Он проводил пальцем по жилкам, выделявшимся на его гладкой, тщедушной шее — и Пьетро опускал виновато глаза, будто прося прощения. Но эта безропотная покорность раздражала Доменико еще сильней. И ему хотелось поглумиться над сыном.
Ох уж эти книги! Растоптать их в лепешку! Завидев в руках у Пьетро книги, он порой не мог удержаться — вырывал их и швырял ему в лицо.
Книги писали мошенники, которых он не стал бы кормить в кредит.
А тут еще по милости Пьетро пришлось платить за техническую школу три года кряду!
Когда он сидел, уставившись долгим взглядом на его ухо или хилый, впалый затылок, то после, в припадке бешенства, кусал губы или вдруг всаживал в столешницу нож и отодвигал тарелку.
Пьетро вел себя тихо и смирно, но не подчинялся.
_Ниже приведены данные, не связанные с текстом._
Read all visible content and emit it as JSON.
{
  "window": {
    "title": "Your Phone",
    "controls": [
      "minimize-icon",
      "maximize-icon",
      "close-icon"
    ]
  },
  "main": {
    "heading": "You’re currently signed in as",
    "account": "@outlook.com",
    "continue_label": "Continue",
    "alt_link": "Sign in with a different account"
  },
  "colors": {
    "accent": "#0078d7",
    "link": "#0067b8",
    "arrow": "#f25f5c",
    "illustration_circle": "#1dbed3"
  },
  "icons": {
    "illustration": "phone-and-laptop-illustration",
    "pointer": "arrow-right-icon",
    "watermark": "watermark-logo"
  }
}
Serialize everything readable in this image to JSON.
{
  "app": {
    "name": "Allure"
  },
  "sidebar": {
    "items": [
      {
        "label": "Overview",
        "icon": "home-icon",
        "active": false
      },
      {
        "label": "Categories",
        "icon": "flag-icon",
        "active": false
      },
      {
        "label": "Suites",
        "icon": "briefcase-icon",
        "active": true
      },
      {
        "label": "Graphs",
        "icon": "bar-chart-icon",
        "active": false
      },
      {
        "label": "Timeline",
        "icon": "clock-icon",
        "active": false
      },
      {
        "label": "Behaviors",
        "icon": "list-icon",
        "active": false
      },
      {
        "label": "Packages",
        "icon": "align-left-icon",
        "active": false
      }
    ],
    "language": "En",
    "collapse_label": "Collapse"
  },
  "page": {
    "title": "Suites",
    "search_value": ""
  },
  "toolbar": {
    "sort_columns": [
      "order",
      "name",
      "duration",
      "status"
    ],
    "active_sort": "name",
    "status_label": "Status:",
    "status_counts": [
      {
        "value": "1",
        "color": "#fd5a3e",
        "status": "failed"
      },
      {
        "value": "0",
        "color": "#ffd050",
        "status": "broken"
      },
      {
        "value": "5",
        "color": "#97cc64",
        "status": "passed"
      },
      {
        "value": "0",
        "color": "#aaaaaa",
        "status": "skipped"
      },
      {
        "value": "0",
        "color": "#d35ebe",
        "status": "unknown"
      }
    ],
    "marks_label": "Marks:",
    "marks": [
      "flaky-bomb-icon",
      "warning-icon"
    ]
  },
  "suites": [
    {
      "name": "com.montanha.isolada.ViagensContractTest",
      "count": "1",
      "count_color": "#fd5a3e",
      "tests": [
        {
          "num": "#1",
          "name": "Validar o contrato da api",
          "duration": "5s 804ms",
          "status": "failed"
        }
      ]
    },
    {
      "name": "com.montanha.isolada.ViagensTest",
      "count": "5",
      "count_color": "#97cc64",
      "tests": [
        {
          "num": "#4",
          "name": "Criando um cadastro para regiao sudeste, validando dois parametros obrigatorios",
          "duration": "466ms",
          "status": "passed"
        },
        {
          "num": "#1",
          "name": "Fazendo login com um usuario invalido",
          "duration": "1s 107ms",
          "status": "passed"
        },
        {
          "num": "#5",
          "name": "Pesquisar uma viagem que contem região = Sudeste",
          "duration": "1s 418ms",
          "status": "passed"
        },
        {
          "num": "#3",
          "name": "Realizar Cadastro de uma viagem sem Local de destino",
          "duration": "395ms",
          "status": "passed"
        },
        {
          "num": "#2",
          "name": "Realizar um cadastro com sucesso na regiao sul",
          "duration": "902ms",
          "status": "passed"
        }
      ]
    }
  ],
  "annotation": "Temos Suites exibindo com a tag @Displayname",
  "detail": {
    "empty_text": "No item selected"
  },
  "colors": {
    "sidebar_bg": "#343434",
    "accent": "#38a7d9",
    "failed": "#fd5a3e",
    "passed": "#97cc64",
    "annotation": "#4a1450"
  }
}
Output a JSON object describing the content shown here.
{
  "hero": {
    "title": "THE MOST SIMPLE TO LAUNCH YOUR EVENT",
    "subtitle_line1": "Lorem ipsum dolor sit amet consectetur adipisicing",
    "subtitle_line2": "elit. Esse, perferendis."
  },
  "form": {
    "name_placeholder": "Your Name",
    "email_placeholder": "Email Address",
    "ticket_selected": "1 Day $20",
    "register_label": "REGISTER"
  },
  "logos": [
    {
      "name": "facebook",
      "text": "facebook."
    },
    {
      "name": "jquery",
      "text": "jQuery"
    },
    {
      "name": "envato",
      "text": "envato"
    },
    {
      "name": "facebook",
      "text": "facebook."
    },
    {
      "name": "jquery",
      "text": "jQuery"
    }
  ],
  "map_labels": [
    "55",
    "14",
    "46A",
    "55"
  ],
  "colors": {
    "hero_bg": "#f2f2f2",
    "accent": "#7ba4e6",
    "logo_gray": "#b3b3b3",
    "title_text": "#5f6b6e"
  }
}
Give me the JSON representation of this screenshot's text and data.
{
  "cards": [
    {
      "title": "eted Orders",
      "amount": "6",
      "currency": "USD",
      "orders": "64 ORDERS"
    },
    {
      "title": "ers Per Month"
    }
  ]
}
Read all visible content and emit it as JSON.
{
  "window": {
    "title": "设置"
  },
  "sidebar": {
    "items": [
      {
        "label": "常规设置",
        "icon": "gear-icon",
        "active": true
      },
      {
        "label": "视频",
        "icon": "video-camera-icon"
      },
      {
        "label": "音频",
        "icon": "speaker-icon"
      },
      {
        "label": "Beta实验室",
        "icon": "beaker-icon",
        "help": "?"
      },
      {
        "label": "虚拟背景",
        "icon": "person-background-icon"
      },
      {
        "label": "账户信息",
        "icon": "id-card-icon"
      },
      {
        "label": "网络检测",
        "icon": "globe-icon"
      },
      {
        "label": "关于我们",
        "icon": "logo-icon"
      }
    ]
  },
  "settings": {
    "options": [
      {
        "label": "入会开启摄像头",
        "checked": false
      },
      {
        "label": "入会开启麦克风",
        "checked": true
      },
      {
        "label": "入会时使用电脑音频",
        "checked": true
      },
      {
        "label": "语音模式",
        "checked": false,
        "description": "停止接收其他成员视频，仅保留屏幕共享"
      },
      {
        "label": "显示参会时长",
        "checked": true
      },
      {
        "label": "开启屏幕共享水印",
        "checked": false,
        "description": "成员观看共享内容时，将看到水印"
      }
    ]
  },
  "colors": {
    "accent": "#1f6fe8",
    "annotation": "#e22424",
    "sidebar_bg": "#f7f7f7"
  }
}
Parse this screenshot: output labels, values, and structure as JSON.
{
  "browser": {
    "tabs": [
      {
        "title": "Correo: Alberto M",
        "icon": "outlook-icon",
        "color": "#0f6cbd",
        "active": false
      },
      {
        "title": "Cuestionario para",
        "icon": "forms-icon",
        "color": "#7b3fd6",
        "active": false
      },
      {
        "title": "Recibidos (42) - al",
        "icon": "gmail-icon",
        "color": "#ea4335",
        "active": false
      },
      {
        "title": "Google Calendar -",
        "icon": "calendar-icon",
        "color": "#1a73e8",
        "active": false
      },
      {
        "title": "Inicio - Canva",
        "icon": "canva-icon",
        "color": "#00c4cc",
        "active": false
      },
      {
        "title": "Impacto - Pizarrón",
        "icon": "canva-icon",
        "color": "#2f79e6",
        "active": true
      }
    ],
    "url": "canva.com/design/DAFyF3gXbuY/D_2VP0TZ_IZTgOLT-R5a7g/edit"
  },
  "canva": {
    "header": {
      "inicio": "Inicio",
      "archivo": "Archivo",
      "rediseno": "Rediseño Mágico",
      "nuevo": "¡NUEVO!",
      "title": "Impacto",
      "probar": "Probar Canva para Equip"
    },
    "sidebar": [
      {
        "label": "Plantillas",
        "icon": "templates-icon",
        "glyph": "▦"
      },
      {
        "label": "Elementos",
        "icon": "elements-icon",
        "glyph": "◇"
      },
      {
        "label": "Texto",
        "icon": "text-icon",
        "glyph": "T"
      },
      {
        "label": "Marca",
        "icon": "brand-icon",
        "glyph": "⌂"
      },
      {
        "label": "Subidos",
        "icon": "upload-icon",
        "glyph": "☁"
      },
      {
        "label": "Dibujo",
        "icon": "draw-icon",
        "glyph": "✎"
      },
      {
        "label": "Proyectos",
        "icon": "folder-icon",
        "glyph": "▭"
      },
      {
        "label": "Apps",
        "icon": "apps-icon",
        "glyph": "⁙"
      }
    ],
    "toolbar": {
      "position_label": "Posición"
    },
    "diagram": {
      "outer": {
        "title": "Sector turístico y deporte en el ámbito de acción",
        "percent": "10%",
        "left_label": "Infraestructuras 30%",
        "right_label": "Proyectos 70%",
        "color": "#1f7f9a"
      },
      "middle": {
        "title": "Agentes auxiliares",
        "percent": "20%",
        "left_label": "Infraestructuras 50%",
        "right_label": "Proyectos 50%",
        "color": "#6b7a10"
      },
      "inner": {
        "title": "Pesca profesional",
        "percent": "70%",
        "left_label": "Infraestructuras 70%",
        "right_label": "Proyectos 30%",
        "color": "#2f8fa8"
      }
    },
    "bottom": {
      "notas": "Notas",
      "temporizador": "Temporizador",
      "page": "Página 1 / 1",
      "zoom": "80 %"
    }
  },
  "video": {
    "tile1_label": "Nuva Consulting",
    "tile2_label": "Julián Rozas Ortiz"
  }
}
Дома он старался бывать поменьше, а прося деньги на учебу, подгадывал так, чтобы при этом был кто-нибудь из уважаемых клиентов, при которых Доменико не мог отказать. Он нашел свой способ сопротивления, хотя и переносил все безропотно. И школа была для него теперь в первую очередь предлогом держаться от трактира подальше.
Встречая в глазах отца насмешливую враждебность, он даже не пытался выпросить у него хоть немного любви.
Да и куда бы он от него делся? Стоило Пьетро посмотреть не так испуганно, как отец совал ему под нос кулак — хоть бочку поднимай. И если иной раз Пьетро улыбался, весь дрожа, и говорил: «Я тоже вырасту сильным, как ты!» — Доменико гремел так, как мог только он: «Кто — ты?!»
И Пьетро, склонив голову, тихонько отводил кулак — с восхищением и гадливостью.
В детстве от этого голоса ему становилось страшно и плохо — он не плакал, но забивался в угол, лишь бы от него отвязались. Теперь же ему было невыносимо горько. И точно зная, что мучения эти не заслужены, он все с большим жаром повторял, тирады о справедливости и возмездии, вычитанные в пропагандистских брошюрках, которые давал ему парикмахер.